Clive Bundy’s property rights dispute with the federal government appears now to be over. For those unaware, basically this rancher wanted to graze cattle on federally owned land without paying the grazing fee, due to some strange legal theory that the land was really his. The spectacle generated an obscene amount of commentary to which I am guiltily adding here. I wouldn’t be adding any commentary to it except that all of the analysis I read on it seems to have missed the mark.

More than anything else to have gotten this much attention in a long time, what the Bundy saga shows us is that property ownership is a purely governmental construct. The allocation of resources in this country is done by government-imposed institutions, most especially through the biggest government programs in history: property and contract law. At its root, the Bundy dispute is not about who owns the land. We already know who owns it because the law is pretty clear. It is about who gets to decide the question in the first place.

In essence, Bundy’s actions challenge everyone to ask themselves: Who is the state to determine who gets to use what resources? Or, alternatively, why should we think that the way the state has currently determined that question is the correct one?

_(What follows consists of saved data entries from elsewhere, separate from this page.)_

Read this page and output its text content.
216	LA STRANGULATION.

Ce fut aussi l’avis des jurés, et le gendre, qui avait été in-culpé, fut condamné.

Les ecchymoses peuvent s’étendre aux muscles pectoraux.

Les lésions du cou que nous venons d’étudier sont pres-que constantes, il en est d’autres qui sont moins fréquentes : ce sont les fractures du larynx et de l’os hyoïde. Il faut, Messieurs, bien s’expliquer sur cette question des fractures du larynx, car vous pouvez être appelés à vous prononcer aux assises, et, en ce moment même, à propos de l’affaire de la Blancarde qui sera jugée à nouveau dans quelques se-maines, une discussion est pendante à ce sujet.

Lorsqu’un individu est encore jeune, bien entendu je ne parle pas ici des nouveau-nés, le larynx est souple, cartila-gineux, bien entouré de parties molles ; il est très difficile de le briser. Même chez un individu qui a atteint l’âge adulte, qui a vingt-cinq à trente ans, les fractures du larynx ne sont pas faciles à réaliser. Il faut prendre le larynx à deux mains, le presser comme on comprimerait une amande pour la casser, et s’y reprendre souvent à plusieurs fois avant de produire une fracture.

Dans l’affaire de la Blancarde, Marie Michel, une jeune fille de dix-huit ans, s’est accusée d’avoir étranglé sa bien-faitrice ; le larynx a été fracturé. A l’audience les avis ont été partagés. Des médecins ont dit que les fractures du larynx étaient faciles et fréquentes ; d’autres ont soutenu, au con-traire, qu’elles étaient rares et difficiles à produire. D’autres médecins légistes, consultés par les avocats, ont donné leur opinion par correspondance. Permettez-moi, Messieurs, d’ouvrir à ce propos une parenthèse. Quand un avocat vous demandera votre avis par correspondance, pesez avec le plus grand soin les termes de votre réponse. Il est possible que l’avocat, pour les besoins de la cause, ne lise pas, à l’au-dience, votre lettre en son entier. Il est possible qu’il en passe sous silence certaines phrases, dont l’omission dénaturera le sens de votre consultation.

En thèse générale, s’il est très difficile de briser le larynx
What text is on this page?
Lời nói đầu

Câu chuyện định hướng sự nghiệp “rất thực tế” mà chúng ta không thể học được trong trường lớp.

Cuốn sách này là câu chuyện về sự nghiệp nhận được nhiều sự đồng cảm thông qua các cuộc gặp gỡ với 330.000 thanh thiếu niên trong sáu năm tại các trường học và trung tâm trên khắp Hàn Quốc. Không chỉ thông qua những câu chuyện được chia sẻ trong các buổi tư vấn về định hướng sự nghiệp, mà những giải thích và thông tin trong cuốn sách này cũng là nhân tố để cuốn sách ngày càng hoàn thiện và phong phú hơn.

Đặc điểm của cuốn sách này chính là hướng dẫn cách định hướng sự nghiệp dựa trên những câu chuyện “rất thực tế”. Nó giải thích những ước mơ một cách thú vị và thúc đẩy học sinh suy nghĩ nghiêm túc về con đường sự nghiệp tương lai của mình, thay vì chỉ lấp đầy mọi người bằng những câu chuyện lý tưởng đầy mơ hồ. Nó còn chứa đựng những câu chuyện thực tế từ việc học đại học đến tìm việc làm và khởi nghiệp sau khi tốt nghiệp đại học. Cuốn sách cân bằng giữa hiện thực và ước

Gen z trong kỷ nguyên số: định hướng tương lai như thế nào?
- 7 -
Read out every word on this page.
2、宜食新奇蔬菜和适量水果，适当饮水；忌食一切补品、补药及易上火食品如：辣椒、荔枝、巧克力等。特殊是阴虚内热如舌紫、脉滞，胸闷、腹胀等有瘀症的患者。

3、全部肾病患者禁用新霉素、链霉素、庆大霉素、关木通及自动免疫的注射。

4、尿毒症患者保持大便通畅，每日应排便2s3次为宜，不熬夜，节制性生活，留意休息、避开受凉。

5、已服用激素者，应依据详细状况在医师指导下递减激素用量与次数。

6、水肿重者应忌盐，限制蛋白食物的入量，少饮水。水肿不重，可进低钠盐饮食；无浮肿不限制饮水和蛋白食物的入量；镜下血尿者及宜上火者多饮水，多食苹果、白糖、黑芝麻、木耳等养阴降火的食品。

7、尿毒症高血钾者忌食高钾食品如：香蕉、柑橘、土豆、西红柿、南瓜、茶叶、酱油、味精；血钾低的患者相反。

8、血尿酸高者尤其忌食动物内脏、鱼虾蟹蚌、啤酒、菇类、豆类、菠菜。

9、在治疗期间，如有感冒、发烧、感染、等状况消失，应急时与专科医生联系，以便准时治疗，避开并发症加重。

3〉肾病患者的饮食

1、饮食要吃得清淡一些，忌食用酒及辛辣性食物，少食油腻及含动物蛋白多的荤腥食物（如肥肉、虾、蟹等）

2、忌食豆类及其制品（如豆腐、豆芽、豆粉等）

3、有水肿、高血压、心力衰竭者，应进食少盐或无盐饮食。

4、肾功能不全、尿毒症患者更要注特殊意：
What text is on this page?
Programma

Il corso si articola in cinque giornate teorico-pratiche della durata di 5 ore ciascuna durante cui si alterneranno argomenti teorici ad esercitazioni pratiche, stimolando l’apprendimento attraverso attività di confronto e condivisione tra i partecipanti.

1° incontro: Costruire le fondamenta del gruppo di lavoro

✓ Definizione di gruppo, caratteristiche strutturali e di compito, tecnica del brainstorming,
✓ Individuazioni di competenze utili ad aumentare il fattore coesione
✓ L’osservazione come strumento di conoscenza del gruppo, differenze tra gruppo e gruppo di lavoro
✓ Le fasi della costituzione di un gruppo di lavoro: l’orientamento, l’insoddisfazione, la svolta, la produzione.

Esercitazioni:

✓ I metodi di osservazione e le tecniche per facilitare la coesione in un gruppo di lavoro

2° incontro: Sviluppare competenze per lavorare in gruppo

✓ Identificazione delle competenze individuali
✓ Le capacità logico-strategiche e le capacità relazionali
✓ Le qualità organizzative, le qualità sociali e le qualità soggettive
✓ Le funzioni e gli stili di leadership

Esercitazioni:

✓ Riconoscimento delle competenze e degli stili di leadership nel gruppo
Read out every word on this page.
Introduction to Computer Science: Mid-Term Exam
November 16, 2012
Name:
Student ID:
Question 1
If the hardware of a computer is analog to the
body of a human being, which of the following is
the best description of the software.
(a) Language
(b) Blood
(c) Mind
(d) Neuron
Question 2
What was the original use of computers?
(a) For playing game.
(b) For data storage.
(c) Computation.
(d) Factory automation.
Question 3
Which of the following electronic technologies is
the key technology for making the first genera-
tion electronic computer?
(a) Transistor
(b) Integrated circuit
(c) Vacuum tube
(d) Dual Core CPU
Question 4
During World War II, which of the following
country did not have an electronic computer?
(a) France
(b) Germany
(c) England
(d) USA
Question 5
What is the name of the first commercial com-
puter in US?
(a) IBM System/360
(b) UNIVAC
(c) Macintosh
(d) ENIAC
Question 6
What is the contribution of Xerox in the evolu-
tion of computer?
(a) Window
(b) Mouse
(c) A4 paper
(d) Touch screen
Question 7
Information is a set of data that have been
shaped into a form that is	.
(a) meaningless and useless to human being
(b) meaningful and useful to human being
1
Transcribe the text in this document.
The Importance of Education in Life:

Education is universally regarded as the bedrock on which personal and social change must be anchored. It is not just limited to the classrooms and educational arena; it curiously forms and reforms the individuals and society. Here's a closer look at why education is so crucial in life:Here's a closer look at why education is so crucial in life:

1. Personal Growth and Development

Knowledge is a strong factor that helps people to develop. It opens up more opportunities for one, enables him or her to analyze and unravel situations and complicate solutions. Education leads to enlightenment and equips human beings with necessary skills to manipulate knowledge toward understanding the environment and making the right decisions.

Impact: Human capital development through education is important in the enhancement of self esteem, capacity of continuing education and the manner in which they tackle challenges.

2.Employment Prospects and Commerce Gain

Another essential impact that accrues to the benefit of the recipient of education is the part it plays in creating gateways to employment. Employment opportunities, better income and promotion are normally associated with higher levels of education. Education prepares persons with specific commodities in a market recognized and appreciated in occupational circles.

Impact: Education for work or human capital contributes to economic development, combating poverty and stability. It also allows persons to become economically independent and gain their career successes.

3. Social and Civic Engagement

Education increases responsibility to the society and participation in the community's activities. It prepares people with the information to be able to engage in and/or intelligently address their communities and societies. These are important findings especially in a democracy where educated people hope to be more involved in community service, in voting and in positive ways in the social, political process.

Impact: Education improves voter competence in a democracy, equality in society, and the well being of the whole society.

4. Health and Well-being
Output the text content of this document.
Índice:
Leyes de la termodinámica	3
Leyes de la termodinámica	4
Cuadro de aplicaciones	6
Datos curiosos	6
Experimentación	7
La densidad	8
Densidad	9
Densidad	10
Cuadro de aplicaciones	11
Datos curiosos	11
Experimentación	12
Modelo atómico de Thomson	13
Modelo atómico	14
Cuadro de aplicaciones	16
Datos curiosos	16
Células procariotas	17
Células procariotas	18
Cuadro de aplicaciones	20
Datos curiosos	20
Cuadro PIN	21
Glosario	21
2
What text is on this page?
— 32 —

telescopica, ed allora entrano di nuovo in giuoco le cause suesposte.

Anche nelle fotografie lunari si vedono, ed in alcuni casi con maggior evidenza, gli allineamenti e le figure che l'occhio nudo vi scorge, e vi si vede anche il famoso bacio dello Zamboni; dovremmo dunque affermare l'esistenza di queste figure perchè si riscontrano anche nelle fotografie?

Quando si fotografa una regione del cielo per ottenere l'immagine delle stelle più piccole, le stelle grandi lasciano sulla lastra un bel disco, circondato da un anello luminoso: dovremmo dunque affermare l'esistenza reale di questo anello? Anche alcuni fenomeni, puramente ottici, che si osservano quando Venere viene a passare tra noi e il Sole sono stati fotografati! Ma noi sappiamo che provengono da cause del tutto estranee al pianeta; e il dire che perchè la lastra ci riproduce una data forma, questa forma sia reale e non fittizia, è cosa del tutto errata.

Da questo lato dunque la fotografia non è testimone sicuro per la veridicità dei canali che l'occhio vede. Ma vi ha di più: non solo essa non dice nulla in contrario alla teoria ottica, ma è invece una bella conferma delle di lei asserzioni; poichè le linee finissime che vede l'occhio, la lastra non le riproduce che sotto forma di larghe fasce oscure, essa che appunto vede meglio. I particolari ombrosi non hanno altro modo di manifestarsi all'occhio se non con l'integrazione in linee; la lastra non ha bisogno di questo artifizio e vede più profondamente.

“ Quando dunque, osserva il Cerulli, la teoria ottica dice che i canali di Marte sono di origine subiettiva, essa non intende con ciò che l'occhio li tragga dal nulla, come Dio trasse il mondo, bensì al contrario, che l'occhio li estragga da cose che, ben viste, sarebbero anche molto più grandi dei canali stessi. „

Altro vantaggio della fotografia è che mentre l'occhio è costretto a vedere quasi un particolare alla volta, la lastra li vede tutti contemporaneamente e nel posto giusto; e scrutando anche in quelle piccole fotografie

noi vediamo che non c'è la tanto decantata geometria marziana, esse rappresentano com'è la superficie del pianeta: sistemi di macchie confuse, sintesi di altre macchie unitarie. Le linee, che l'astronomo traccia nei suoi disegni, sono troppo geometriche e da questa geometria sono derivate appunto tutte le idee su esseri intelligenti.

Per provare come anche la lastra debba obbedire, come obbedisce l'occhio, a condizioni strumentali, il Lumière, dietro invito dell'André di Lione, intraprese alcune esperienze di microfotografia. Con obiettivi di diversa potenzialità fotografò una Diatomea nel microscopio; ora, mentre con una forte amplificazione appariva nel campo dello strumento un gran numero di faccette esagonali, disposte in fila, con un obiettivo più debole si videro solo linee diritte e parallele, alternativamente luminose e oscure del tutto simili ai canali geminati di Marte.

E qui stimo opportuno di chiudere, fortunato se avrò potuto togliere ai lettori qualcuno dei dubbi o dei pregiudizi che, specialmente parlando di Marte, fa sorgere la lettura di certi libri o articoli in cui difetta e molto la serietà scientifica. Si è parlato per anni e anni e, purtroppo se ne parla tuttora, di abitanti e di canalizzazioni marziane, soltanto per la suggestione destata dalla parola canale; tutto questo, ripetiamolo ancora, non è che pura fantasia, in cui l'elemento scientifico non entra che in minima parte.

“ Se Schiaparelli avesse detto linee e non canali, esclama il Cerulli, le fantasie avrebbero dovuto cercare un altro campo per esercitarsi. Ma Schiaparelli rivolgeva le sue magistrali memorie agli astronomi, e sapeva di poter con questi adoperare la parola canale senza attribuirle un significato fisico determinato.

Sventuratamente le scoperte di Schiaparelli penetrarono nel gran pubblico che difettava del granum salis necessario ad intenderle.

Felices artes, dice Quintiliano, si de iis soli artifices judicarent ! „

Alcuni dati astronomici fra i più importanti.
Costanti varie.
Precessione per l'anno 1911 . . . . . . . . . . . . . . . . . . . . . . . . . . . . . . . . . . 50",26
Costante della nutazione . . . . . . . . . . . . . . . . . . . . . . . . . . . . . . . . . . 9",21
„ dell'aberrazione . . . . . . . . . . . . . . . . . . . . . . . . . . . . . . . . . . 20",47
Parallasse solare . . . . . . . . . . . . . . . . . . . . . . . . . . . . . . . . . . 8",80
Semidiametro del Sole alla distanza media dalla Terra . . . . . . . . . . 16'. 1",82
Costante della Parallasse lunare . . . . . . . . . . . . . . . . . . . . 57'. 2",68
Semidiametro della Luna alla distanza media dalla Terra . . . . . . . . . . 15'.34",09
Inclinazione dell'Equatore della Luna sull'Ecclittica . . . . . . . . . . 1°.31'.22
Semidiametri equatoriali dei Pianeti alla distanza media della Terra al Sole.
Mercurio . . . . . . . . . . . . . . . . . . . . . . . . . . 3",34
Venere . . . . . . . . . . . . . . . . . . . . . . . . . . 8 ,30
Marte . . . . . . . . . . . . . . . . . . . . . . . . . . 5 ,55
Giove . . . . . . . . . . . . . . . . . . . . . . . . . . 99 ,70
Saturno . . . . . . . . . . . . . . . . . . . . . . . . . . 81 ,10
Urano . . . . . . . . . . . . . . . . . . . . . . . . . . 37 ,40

Bundy is a clown whose particular pleas are totally unsympathetic, though his identity presentation triggers the right tribal signals, causing political blocs to churn in predictable ways. But the basic idea of challenging property laws in this way is not a new one and the question of how to create our scarcity allocation institutions is a perpetual one.

Before Bundy, for instance, we had the civil rights movement and its famed sit-ins. Among other things, those sit-ins were straightforwardly challenging the state’s construction of property law in such a way that empowers certain people to exclude others from places based upon their racist whims (whims that the state enforces with its police, as the sit-in participants experienced quite directly). More recently, efforts to prohibit anti-gay discrimination in public accommodations present a similar protest, arguing that our statist property law institutions should not operate so as to keep people out of certain places because of their sexual orientation.

These kinds of property law challenges even pop up in very mundane places. The New York Times reported in January of this year about a property law dispute between a McDonald’s in Queens and a group of elderly people. The elderly people believed that they should be allowed to sit in the McDonald’s for as long as they want, while the McDonald’s proprietor thought they should be limited. The violent state made the property law decision that the elderly must go and have started to kick them out for staying too long. But, like Cliven Bundy, they are reported to be bucking the state’s property law institutions as best they can by leaving when the police force them to, circling the block, and then buying something else and sitting back down.

From Bundy, to sit-ins, to anti-discrimination battles, to elderly patrons who really want to hang out in McDonald’s, these are all the same kind of dispute. The state creates laws that determine who can use what, when, where and how. And sometimes people disagree with those statist property laws and think they should be reconfigured along other lines.

The biggest mistake we can make when talking about these kinds of things is to act like the question of how to construct our scarcity allocation institutions is one of fact. It’s not. It’s not truly the case that Bundy is in the right or that the federal government is in the right, as if there is some kind of objective determination to be made on the matter. Who gets to use that land is totally made up and we can make it up however we want. The same is true over who gets to use any other piece of the world that resides within the borders of this nation.

Ultimately, I find Bundy’s claim wrong, not because it is against the law, but because I’d much rather he pay rent on the land (which, by the way, nobody makes) than have him capture the unearned windfall of land rents at the expense of everyone else. But I applaud the basic idea that we should be rethinking our economic institutions and whether they are actually serving us the way they ought to. When 75 percent of the things in this country are controlled by 10 percent of the people, I’d say they aren’t serving us well. And like Bundy, I’d be up for some civil disobedience against the statist property institutions that create and enforce that disparity as well.